Good marketing takes guts

Good marketing takes guts.  Sure, analytics are important and you need to have them if you want to avoid blowing both halves of your promotional budget on negative NPV efforts.  But analytics aren’t sufficient.  Good marketing means taking unquantifiable risks once in a while.  Really, what do you have to lose?

That’s why I was thrilled last week to see that Footnote No. 2 on the iPod Shuffle product page said "Do not eat iPod Shuffle".  Even with the lowliest footnote, here was Apple being Apple, thinking different, not afraid to poke fun at uptight lawyers and all the CYA footnoting typical of consumer product marketing.  This was about being fractal, being willing to be as hip and daring in something as trivial as a footnote as Apple is with big things like messaging, industrial design, and channel strategy.  Somewhere in Cupertino sat a brilliant, grinning brand manager, and I wanted to hire them on the spot. 

So imagine my dismay today when I went back to the Apple site to write a post about that brilliant brand manager and found that their cheeky disclaimer has been replaced by this piece of paralegal drivel:

Music capacity is based on 4 minutes per song and 128Kbps AAC encoding

Perhaps the other thing was just a joke.  Or perhaps some gutsy brand manager or web developer got their wee wee hit by the hard hammer of the CMO.  In the end, boring won out over brilliant.

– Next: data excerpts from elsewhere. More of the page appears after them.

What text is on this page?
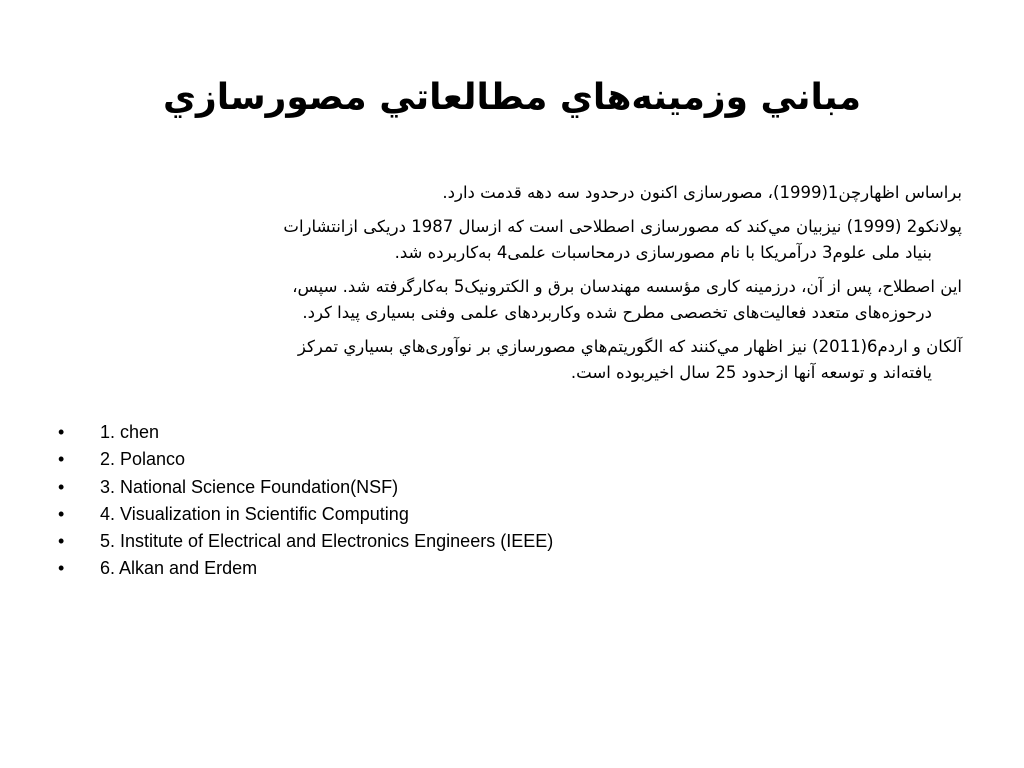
مباني وزمينه‌هاي مطالعاتي مصورسازي

براساس اظهارچن1(1999)، مصورسازی اکنون درحدود سه دهه قدمت دارد.

پولانکو2 (1999) نیزبیان مي‌کند که مصورسازی اصطلاحی است که ازسال 1987 دریکی ازانتشارات
بنیاد ملی علوم3 درآمریکا با نام مصورسازی درمحاسبات علمی4 به‌کاربرده شد.

این اصطلاح، پس از آن، درزمینه کاری مؤسسه مهندسان برق و الکترونیک5 به‌کارگرفته شد. سپس،
درحوزه‌های متعدد فعالیت‌های تخصصی مطرح شده وکاربردهای علمی وفنی بسیاری پیدا کرد.

آلکان و اردم6(2011) نیز اظهار مي‌کنند که الگوریتم‌هاي مصورسازي بر نوآوری‌هاي بسياري تمرکز
يافته‌اند و توسعه آنها ازحدود 25 سال اخیربوده است.

• 1. chen
• 2. Polanco
• 3. National Science Foundation(NSF)
• 4. Visualization in Scientific Computing
• 5. Institute of Electrical and Electronics Engineers (IEEE)
• 6. Alkan and Erdem
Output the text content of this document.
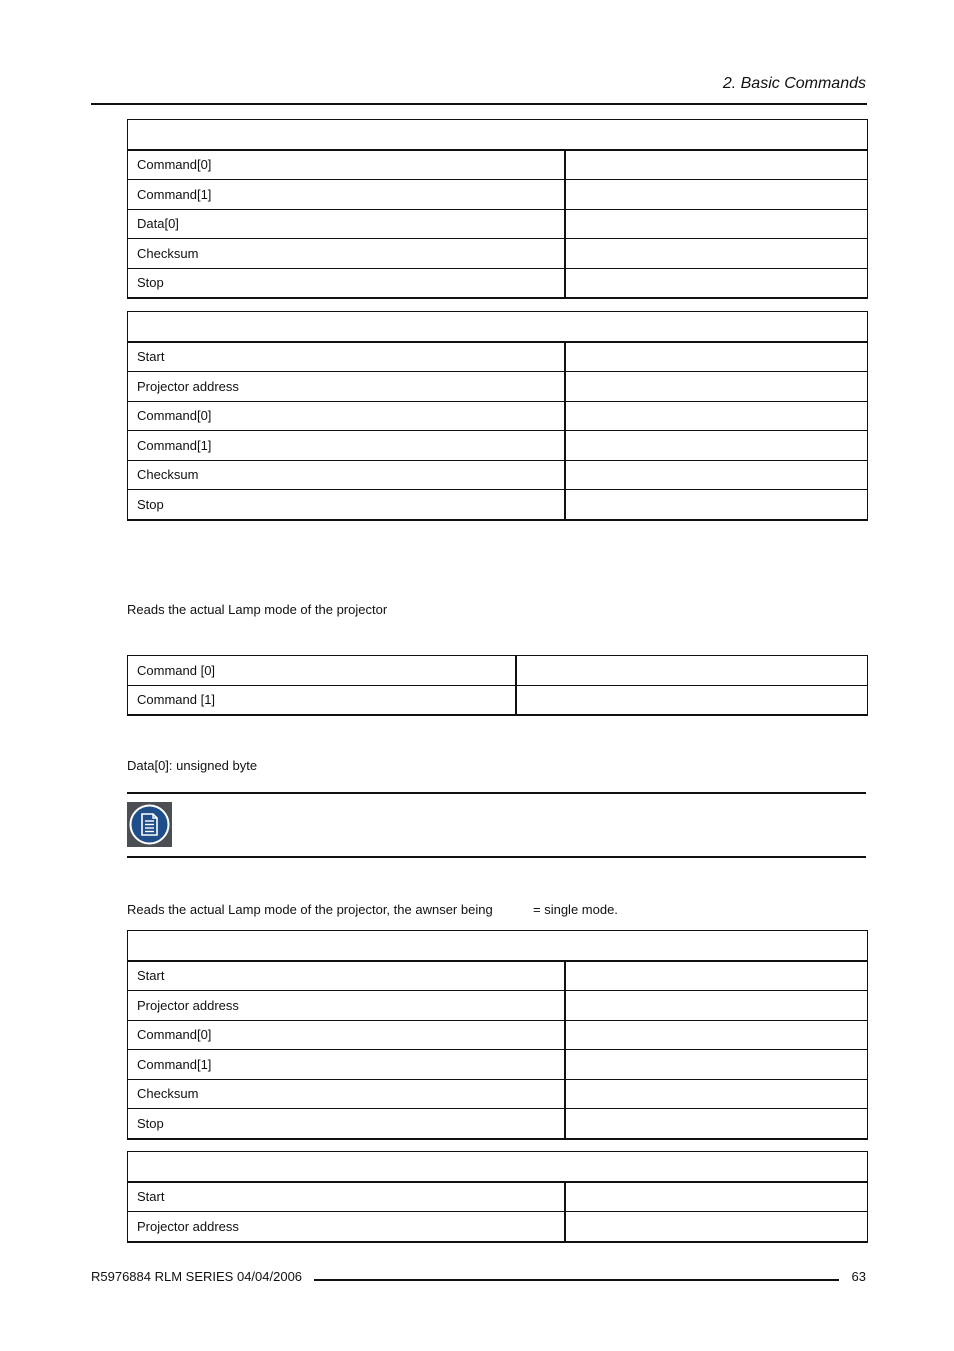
2. Basic Commands

Command[0]	
Command[1]	
Data[0]	
Checksum	
Stop	

Start	
Projector address	
Command[0]	
Command[1]	
Checksum	
Stop	
Reads the actual Lamp mode of the projector
Command [0]	
Command [1]	
Data[0]: unsigned byte
Reads the actual Lamp mode of the projector, the awnser being	= single mode.

Start	
Projector address	
Command[0]	
Command[1]	
Checksum	
Stop	

Start	
Projector address	
R5976884 RLM SERIES 04/04/2006	63
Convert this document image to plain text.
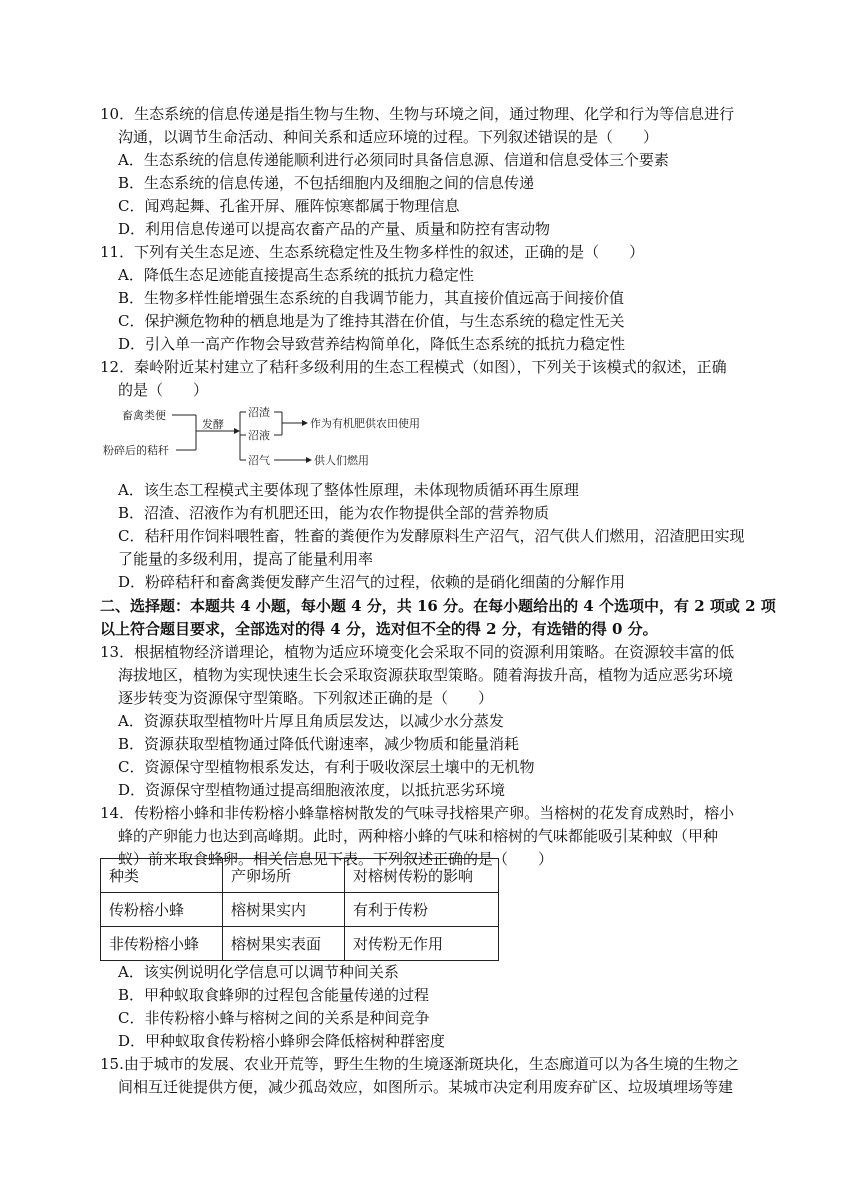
10．生态系统的信息传递是指生物与生物、生物与环境之间，通过物理、化学和行为等信息进行
沟通，以调节生命活动、种间关系和适应环境的过程。下列叙述错误的是（　　）
A．生态系统的信息传递能顺利进行必须同时具备信息源、信道和信息受体三个要素
B．生态系统的信息传递，不包括细胞内及细胞之间的信息传递
C．闻鸡起舞、孔雀开屏、雁阵惊寒都属于物理信息
D．利用信息传递可以提高农畜产品的产量、质量和防控有害动物
11．下列有关生态足迹、生态系统稳定性及生物多样性的叙述，正确的是（　　）
A．降低生态足迹能直接提高生态系统的抵抗力稳定性
B．生物多样性能增强生态系统的自我调节能力，其直接价值远高于间接价值
C．保护濒危物种的栖息地是为了维持其潜在价值，与生态系统的稳定性无关
D．引入单一高产作物会导致营养结构简单化，降低生态系统的抵抗力稳定性
12．秦岭附近某村建立了秸秆多级利用的生态工程模式（如图），下列关于该模式的叙述，正确
的是（　　）
畜禽类便
粉碎后的秸秆
发酵
沼渣
沼液
沼气
作为有机肥供农田使用
供人们燃用
A．该生态工程模式主要体现了整体性原理，未体现物质循环再生原理
B．沼渣、沼液作为有机肥还田，能为农作物提供全部的营养物质
C．秸秆用作饲料喂牲畜，牲畜的粪便作为发酵原料生产沼气，沼气供人们燃用，沼渣肥田实现
了能量的多级利用，提高了能量利用率
D．粉碎秸秆和畜禽粪便发酵产生沼气的过程，依赖的是硝化细菌的分解作用
二、选择题：本题共 4 小题，每小题 4 分，共 16 分。在每小题给出的 4 个选项中，有 2 项或 2 项
以上符合题目要求，全部选对的得 4 分，选对但不全的得 2 分，有选错的得 0 分。
13．根据植物经济谱理论，植物为适应环境变化会采取不同的资源利用策略。在资源较丰富的低
海拔地区，植物为实现快速生长会采取资源获取型策略。随着海拔升高，植物为适应恶劣环境
逐步转变为资源保守型策略。下列叙述正确的是（　　）
A．资源获取型植物叶片厚且角质层发达，以减少水分蒸发
B．资源获取型植物通过降低代谢速率，减少物质和能量消耗
C．资源保守型植物根系发达，有利于吸收深层土壤中的无机物
D．资源保守型植物通过提高细胞液浓度，以抵抗恶劣环境
14．传粉榕小蜂和非传粉榕小蜂靠榕树散发的气味寻找榕果产卵。当榕树的花发育成熟时，榕小
蜂的产卵能力也达到高峰期。此时，两种榕小蜂的气味和榕树的气味都能吸引某种蚁（甲种
蚁）前来取食蜂卵。相关信息见下表。下列叙述正确的是（　　）
种类	产卵场所	对榕树传粉的影响
传粉榕小蜂	榕树果实内	有利于传粉
非传粉榕小蜂	榕树果实表面	对传粉无作用
A．该实例说明化学信息可以调节种间关系
B．甲种蚁取食蜂卵的过程包含能量传递的过程
C．非传粉榕小蜂与榕树之间的关系是种间竞争
D．甲种蚁取食传粉榕小蜂卵会降低榕树种群密度
15.由于城市的发展、农业开荒等，野生生物的生境逐渐斑块化，生态廊道可以为各生境的生物之
间相互迁徙提供方便，减少孤岛效应，如图所示。某城市决定利用废弃矿区、垃圾填埋场等建
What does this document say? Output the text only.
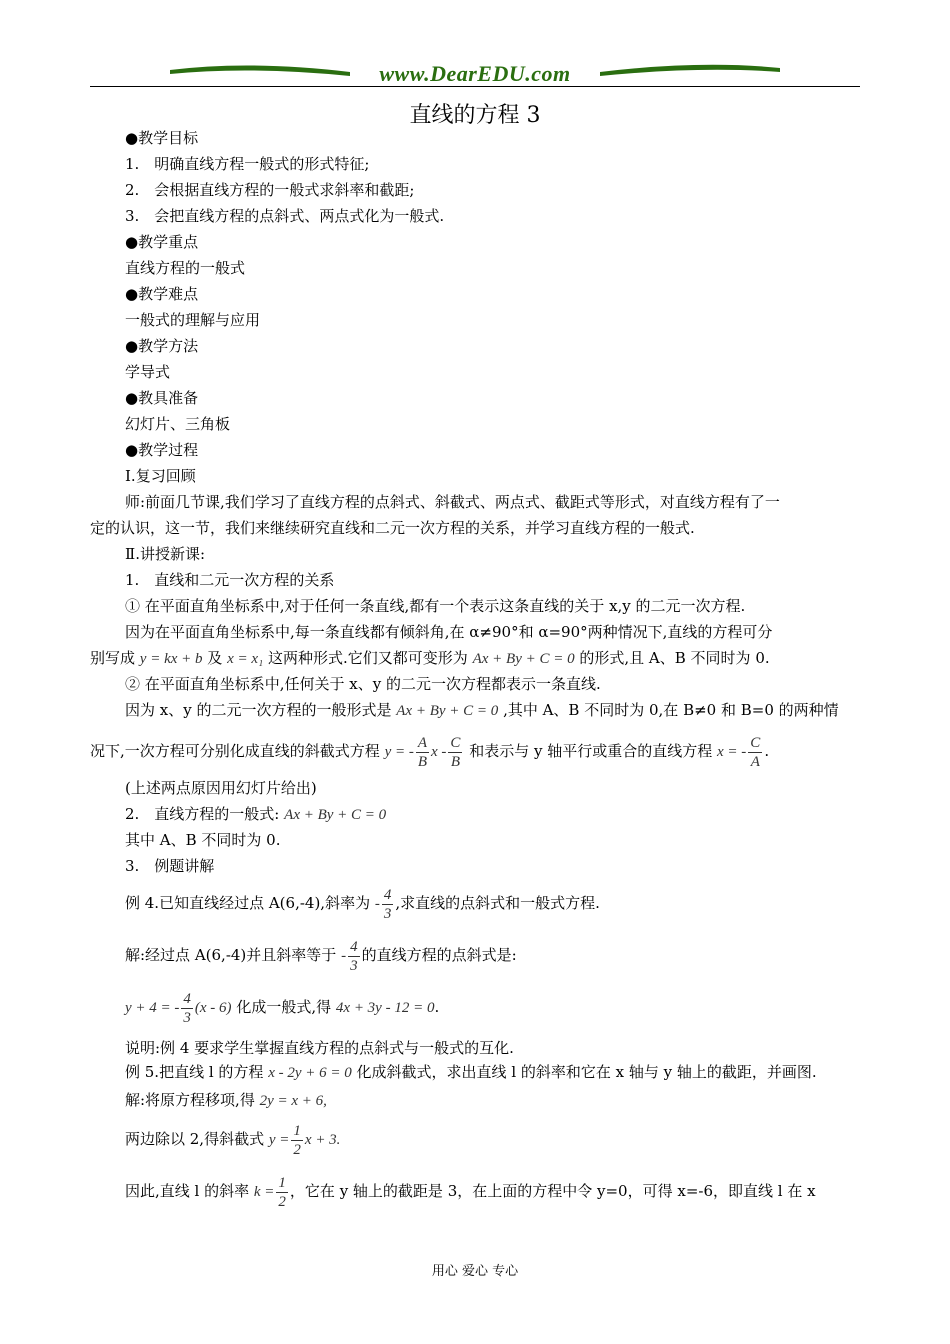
www.DearEDU.com
直线的方程 3
●教学目标
1.　明确直线方程一般式的形式特征;
2.　会根据直线方程的一般式求斜率和截距;
3.　会把直线方程的点斜式、两点式化为一般式.
●教学重点
直线方程的一般式
●教学难点
一般式的理解与应用
●教学方法
学导式
●教具准备
幻灯片、三角板
●教学过程
Ⅰ.复习回顾
师:前面几节课,我们学习了直线方程的点斜式、斜截式、两点式、截距式等形式，对直线方程有了一
定的认识，这一节，我们来继续研究直线和二元一次方程的关系，并学习直线方程的一般式.
Ⅱ.讲授新课:
1.　直线和二元一次方程的关系
① 在平面直角坐标系中,对于任何一条直线,都有一个表示这条直线的关于 x,y 的二元一次方程.
因为在平面直角坐标系中,每一条直线都有倾斜角,在 α≠90°和 α=90°两种情况下,直线的方程可分
别写成 y = kx + b 及 x = x₁ 这两种形式.它们又都可变形为 Ax + By + C = 0 的形式,且 A、B 不同时为 0.
② 在平面直角坐标系中,任何关于 x、y 的二元一次方程都表示一条直线.
因为 x、y 的二元一次方程的一般形式是 Ax + By + C = 0 ,其中 A、B 不同时为 0,在 B≠0 和 B=0 的两种情
况下,一次方程可分别化成直线的斜截式方程 y = - $\frac{A}{B}$ x - $\frac{C}{B}$ 和表示与 y 轴平行或重合的直线方程 x = - $\frac{C}{A}$ .
(上述两点原因用幻灯片给出)
2.　直线方程的一般式: Ax + By + C = 0
其中 A、B 不同时为 0.
3.　例题讲解
例 4.已知直线经过点 A(6,-4),斜率为 - $\frac{4}{3}$ ,求直线的点斜式和一般式方程.
解:经过点 A(6,-4)并且斜率等于 - $\frac{4}{3}$ 的直线方程的点斜式是:
y + 4 = - $\frac{4}{3} (x - 6)$ 化成一般式,得 4x + 3y - 12 = 0.
说明:例 4 要求学生掌握直线方程的点斜式与一般式的互化.
例 5.把直线 l 的方程 x - 2y + 6 = 0 化成斜截式，求出直线 l 的斜率和它在 x 轴与 y 轴上的截距，并画图.
解:将原方程移项,得 2y = x + 6,
两边除以 2,得斜截式 $y = \frac{1}{2}$ x + 3.
因此,直线 l 的斜率 $k = \frac{1}{2}$ ，它在 y 轴上的截距是 3，在上面的方程中令 y=0，可得 x=-6，即直线 l 在 x
用心 爱心 专心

Bummer.  Good marketing takes guts.

Feb 4 updateI ate iPod Shuffle

4 thoughts on “Good marketing takes guts

  1. Apple’s cheeky marketing can also serve as a distraction from an examination of the features that are sometimes lacking in their products. Turning a bug into a feature as it were. The whole shuffle thing is a cover for their choice not to include a navigation screen in the product. They have successfully distracted you from talking about that with a simple and short lived maneuver of a footnote. Still interesting though.

  2. Hi Peter,
    Thanks for your comment. I see your point, but I think it misses the point of what an Apple product is about how their approach differs from most “mainstream” efforts.
    It’s not about features. It’s about have an interesting point of view that’s compelling to users, and then building the product that fits the vision. From that perspective, NOT having the screen is the entire point of the iPod Shuffle. It’s about being the extreme low mass, small footprint, low cost player.
    Anyhow, that’s my point of view. I’m just glad to hear your thinking! Welcome to metacool!
    Best,
    Diego

  3. This reminds me of Office 95 (I think, it’s so long ago now) when the second tip-of-the-day was ‘Don’t run with scissors’.